🤖 AI Summary
To address the high cold-start overhead in serverless computing and the prohibitive cost and unreliability of existing prewarming strategies under bursty workloads, this paper proposes the Universal Workers paradigm. Our method leverages the long-tail workload skew inherent in real-world FaaS executions to construct locality-aware groups and introduces a three-tier caching architecture—spanning function handlers, runtime environments, and module imports—to enable on-demand, instantaneous reuse of function instances. Unlike conventional full prewarming, Universal Workers eliminates unnecessary warm-up by combining lightweight runtime reuse with locality-aware scheduling, fundamentally mitigating cold starts. Evaluation results show an 87% reduction in P99 cold-start latency, significantly improving resource utilization and throughput under bursty loads, as well as enhancing execution stability for multi-function, high-concurrency scenarios.
📝 Abstract
Serverless computing enables developers to deploy code without managing infrastructure, but suffers from cold start overhead when initializing new function instances.
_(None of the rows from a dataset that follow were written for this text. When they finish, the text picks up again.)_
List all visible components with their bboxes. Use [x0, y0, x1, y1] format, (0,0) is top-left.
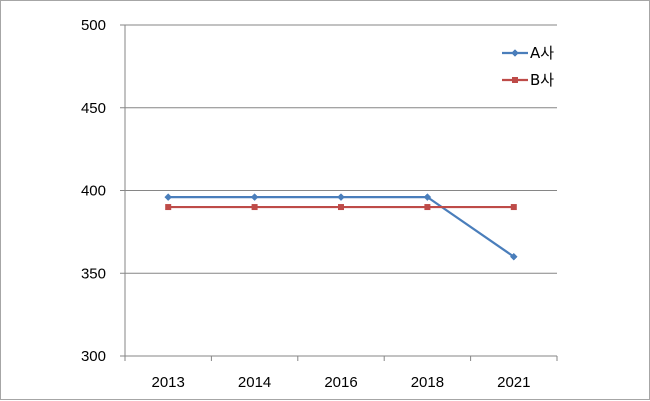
y-axis-ticks: 300 350 400 450 500: [81, 17, 106, 365]
x-tick-label: 2014: [238, 374, 271, 391]
data-point: [165, 204, 172, 211]
axes: [120, 24, 558, 361]
data-point: [337, 193, 345, 201]
y-tick-label: 500: [81, 17, 106, 34]
series-group: [164, 193, 518, 261]
data-point: [510, 204, 517, 211]
data-point: [424, 204, 431, 211]
legend-item: A사: [502, 44, 554, 62]
y-tick-label: 450: [81, 100, 106, 117]
legend-item: B사: [502, 71, 554, 89]
legend: A사 B사: [502, 44, 554, 89]
data-point: [251, 204, 258, 211]
x-tick-label: 2018: [411, 374, 444, 391]
y-tick-label: 400: [81, 183, 106, 200]
data-point: [338, 204, 344, 211]
x-tick-label: 2013: [152, 374, 185, 391]
gridlines: [125, 24, 557, 274]
legend-swatch-marker: [512, 77, 518, 83]
series-a: [164, 193, 518, 261]
legend-label: B사: [530, 71, 554, 89]
legend-label: A사: [530, 44, 554, 62]
data-point: [509, 252, 518, 261]
x-axis-ticks: 2013 2014 2016 2018 2021: [152, 374, 531, 391]
legend-swatch-marker: [511, 49, 519, 57]
x-tick-label: 2021: [497, 374, 530, 391]
series-b: [165, 204, 517, 211]
data-point: [423, 193, 432, 201]
data-point: [164, 193, 173, 201]
data-point: [250, 193, 259, 201]
y-tick-label: 300: [81, 348, 106, 365]
x-tick-label: 2016: [324, 374, 357, 391]
y-tick-label: 350: [81, 265, 106, 282]
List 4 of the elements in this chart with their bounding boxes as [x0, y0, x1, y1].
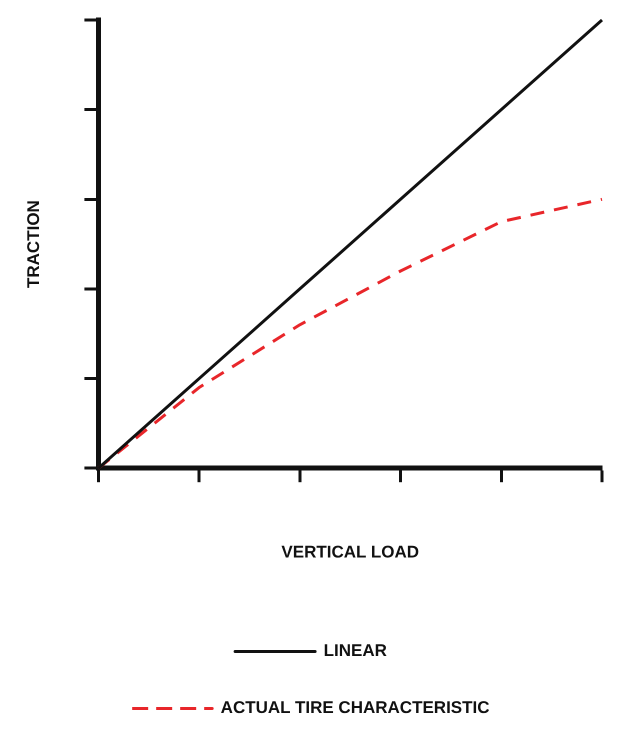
x-axis-title: VERTICAL LOAD: [281, 542, 419, 562]
y-axis-title: TRACTION: [24, 200, 43, 288]
legend-label: LINEAR: [324, 641, 387, 660]
legend-label: ACTUAL TIRE CHARACTERISTIC: [220, 698, 490, 718]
Existing solutions such as"keep-alive"or"pre-warming"are costly and unreliable under bursty workloads. We propose universal workers, which are computational units capable of executing any function with minimal initialization overhead. Based on an analysis of production workload traces, our key insight is that requests in Function-as-a-Service (FaaS) platforms show a highly skewed distribution, with most requests invoking a small subset of functions. We exploit this observation to approximate universal workers through locality groups and three-tier caching (handler, install, import). With this work, we aim to enable more efficient and scalable FaaS platforms capable of handling diverse workloads with minimal initialization overhead.